Rouble stability a key for companies posting 1H results

This week has seen a range of companies posting 1H and 2Q earnings results under global standards. A key factor coming through in all has been the effect of Rouble volatility.

The Russian Rouble has held relatively steadily at about 30.50 to 32 to the US dollar for about 3 months. That’s in marked contrast to the last year which has seen the Russian currency as strong as 23.15 to the dollar in august 2008, and as low as 36 to the dollar in February this year.

Managing that 30% fluctuation hasn’t been easy and this weeks postings are showing three key impacts.

Exporters – oil, gas, and metals, for example – see a weaker Rouble as a good thing. It makes their products more competitive abroad, and reduces their production costs in relation to their end product pricing.

It's a different story for sectors like retail. When more Roubles are needed to pay for imported goods, that means higher prices and smaller profit margins.

But exporters and importers alike are in the same boat when they have major debts denominated in foreign currencies. The Rouble slump from earlier this year made servicing debts far more expensive in Rouble terms, according to Konstantin Chernyshev, Head of Research at Uralsib.

“There is one important thing which is related to all sectors. It is debt load. Many Russian companies have debts denominated in international currencies, and the weaker the Rouble the more expensive debt servicing becomes. Especially those that have their sales in Roubles.”

Russia's Vimpelcom has posted a second quarter net profit of nearly $720 million dollars – better than many analysts expected.
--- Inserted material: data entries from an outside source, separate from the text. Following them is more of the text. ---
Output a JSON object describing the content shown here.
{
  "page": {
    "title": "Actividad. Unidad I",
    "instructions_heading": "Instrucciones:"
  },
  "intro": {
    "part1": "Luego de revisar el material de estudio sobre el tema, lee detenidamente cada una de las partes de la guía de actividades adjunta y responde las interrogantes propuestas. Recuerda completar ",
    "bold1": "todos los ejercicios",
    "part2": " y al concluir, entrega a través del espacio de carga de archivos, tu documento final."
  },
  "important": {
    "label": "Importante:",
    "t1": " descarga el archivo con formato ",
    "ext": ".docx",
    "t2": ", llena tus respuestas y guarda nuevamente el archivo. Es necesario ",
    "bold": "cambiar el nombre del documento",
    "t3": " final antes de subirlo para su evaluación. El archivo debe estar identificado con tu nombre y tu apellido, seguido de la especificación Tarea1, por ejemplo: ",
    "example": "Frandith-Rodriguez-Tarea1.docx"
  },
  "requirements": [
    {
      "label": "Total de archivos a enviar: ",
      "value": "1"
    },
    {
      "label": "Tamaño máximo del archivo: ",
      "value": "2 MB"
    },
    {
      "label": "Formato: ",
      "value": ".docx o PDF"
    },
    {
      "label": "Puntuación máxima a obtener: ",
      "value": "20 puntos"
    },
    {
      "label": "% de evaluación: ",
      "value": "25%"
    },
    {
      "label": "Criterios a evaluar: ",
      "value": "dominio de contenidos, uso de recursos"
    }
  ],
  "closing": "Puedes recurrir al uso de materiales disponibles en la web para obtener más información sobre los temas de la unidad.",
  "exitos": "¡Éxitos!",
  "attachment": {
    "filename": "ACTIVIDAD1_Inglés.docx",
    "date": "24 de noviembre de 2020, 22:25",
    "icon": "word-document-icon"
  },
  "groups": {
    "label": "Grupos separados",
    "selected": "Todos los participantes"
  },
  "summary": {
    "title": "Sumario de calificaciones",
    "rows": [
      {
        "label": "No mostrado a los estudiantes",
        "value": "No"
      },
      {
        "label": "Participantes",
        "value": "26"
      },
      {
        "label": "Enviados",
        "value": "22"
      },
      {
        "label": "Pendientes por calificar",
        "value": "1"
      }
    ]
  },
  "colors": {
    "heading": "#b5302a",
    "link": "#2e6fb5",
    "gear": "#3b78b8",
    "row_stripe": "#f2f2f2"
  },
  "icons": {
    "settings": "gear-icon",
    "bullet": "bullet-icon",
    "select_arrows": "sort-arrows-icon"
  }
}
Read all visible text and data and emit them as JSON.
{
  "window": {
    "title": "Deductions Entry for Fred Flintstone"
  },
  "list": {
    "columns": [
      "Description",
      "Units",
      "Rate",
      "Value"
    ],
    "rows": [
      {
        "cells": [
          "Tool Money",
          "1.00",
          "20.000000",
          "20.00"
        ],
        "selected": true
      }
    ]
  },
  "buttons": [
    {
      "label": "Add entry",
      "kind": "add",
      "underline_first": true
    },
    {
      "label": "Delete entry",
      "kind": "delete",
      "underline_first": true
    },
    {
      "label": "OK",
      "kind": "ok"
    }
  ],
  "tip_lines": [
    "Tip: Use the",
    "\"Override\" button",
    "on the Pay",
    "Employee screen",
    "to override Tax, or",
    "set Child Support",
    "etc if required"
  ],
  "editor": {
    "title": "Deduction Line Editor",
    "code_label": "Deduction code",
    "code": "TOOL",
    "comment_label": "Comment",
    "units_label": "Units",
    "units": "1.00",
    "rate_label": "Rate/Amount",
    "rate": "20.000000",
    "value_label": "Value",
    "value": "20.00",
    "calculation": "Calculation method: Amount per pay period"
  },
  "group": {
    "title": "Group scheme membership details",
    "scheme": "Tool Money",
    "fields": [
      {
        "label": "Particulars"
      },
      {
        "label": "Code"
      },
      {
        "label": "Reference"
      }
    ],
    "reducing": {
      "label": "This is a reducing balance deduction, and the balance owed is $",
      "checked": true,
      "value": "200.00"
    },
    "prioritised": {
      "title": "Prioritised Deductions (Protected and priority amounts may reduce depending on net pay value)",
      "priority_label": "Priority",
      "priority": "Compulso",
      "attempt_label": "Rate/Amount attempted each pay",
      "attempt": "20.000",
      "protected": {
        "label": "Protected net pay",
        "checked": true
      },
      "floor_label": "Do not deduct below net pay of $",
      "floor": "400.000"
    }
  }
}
Much of that was due to the Rouble's rebound against the dollar from earlier this year, causing a revaluation of the firm's dollar debts.

The mobile operator which operates in Russia, and internationally has an $18 billion debt load. 70% of that is denominated in U.S. dollars, 10% in euro. Vimpelcom CEO, Boris Nemsic, is acutely aware this requires careful management – and of how its made presenting 1H results a little easier.

"It's definitely an issue that our business is to some extent volatile to the foreign currency exchange. We are in the lucky situation that we are growing in Rouble terms.”

The Rouble's rate to the dollar has remained stable over the past three months. That's good news for Rouble-earning, foreign-currency indebted companies – but only so long as more excessive fluctuations don't occur.